No pudo decir ni una palabra más. Francis Tasbrough, el dueño de la cantera y el industrial más importante de Fort Beulah, se levantó presuntuosamente, hizo callar a Lorinda con un brazo extendido y retumbó con su voz de bajo al estilo del himno “Jerusalem, the Golden”: “¡Un momento, por favor, querida señora! Todos nosotros en esta región nos hemos acostumbrado a sus principios políticos. Pero, como presidente, lamentablemente es mi deber recordarle que el general Edgeways y la Sra. Gimmitch han sido invitados por el club para que nos expresen sus puntos de vista, mientras que usted, si me disculpa, ni siquiera está emparentada con ningún rotario, sino que se encuentra aquí simplemente como invitada del reverendo Falck, quien nos honra con su presencia más que cualquier otro miembro. Por tanto, si no le importa... ¡Muchas gracias, señora!”

Lorinda Pike se había dejado caer en la silla con la palabra en la boca. El Sr. Francis Tasbrough no se dejó caer; se sentó como el arzobispo de Canterbury en el trono arzobispal.

Doremus Jessup saltó para calmar a todos, pues era amigo íntimo de Lorinda y, desde su más tierna infancia, había jugado con Francis Tasbrough y le había detestado.

Aunque Doremus Jessup, editor del Daily Informer, era un hombre de negocios competente y un redactor de editoriales ingenioso y directo al más puro estilo de Nueva Inglaterra, todavía se le consideraba el excéntrico más destacado de Fort Beulah. Formaba parte de la junta de la escuela y la junta de la biblioteca, y presentaba a gente como Oswald Garrison Villard, Norman Thomas y el almirante Byrd cuando acudían a la población para dar conferencias.

Jessup era un hombre bastante bajo, flaco, sonriente, bien bronceado, con un diminuto bigote gris y una plateada barbita bien recortada (en una comunidad en que lucir una barba equivalía a confesarse granjero, veterano de la Guerra Civil o adventista del séptimo día). Sus detractores afirmaban que llevaba la barba solo para parecer “intelectual” y “diferente”, para aparentar ser un “artista”. Quizá tuvieran razón. De todas maneras, Jessup se levantó de un salto y murmuró:

“Bueno, Dios los cría y ellos se juntan. Mi amiga, la Sra. Pike, debería saber que la libertad de expresión se convierte en libertinaje cuando se atreve a criticar al Ejército, discrepa con la D.A.R. o aboga por los derechos del populacho.
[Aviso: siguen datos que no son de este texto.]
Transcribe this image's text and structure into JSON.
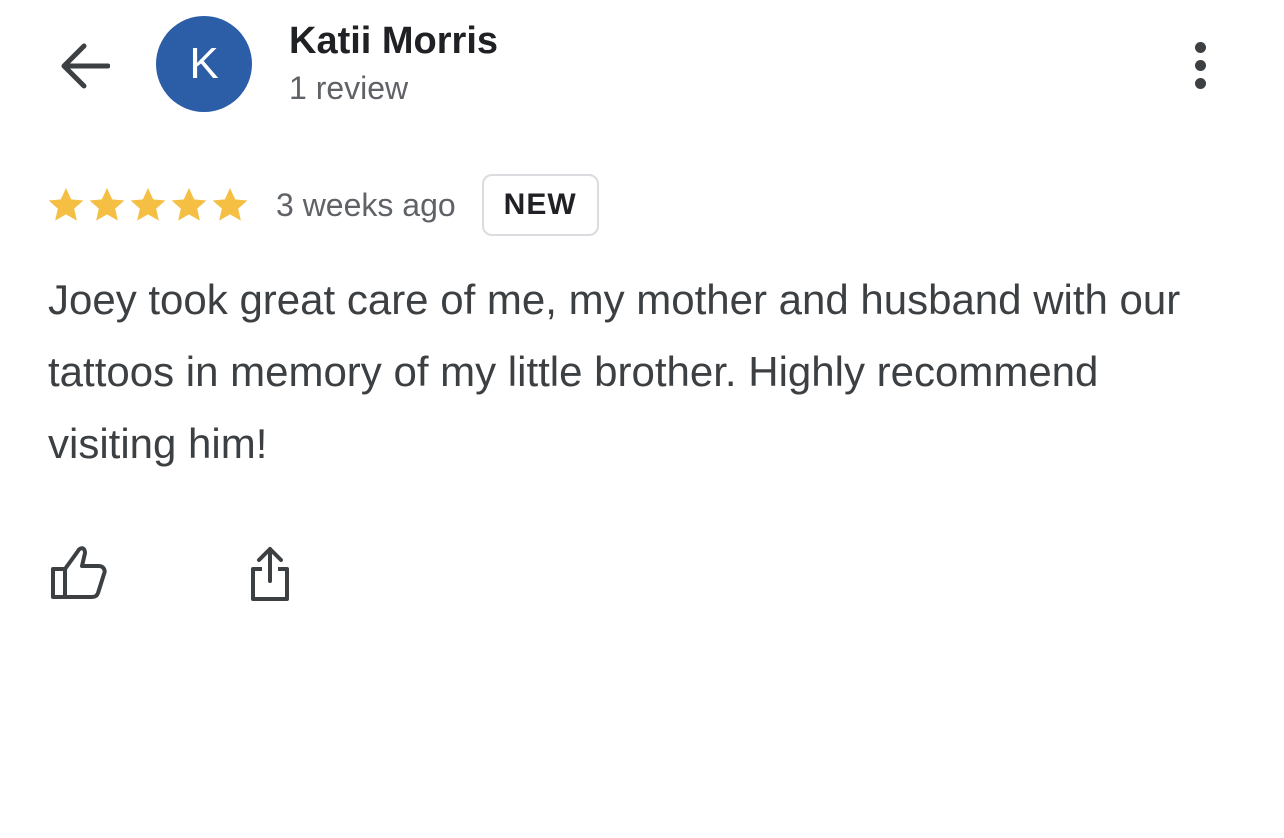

Por tanto, Lorinda, creo que deberías disculparte al general, al que deberías estar agradecida por explicarnos lo que las clases gobernantes de este país realmente quieren. Venga, querida amiga, levántate y pide disculpas”

Miraba a Lorinda con severidad, pero aun así, Medary Cole, el presidente del club, se preguntó si Doremus no les estaba tomando el pelo. Ya lo había hecho antes. Sí, no, quizá estuviera equivocado, dado que la Sra. Lorinda Pike estaba diciendo alegremente (sin levantarse): “¡Oh, sí! ¡Mis disculpas, general! ¡Gracias por su revelador discurso!”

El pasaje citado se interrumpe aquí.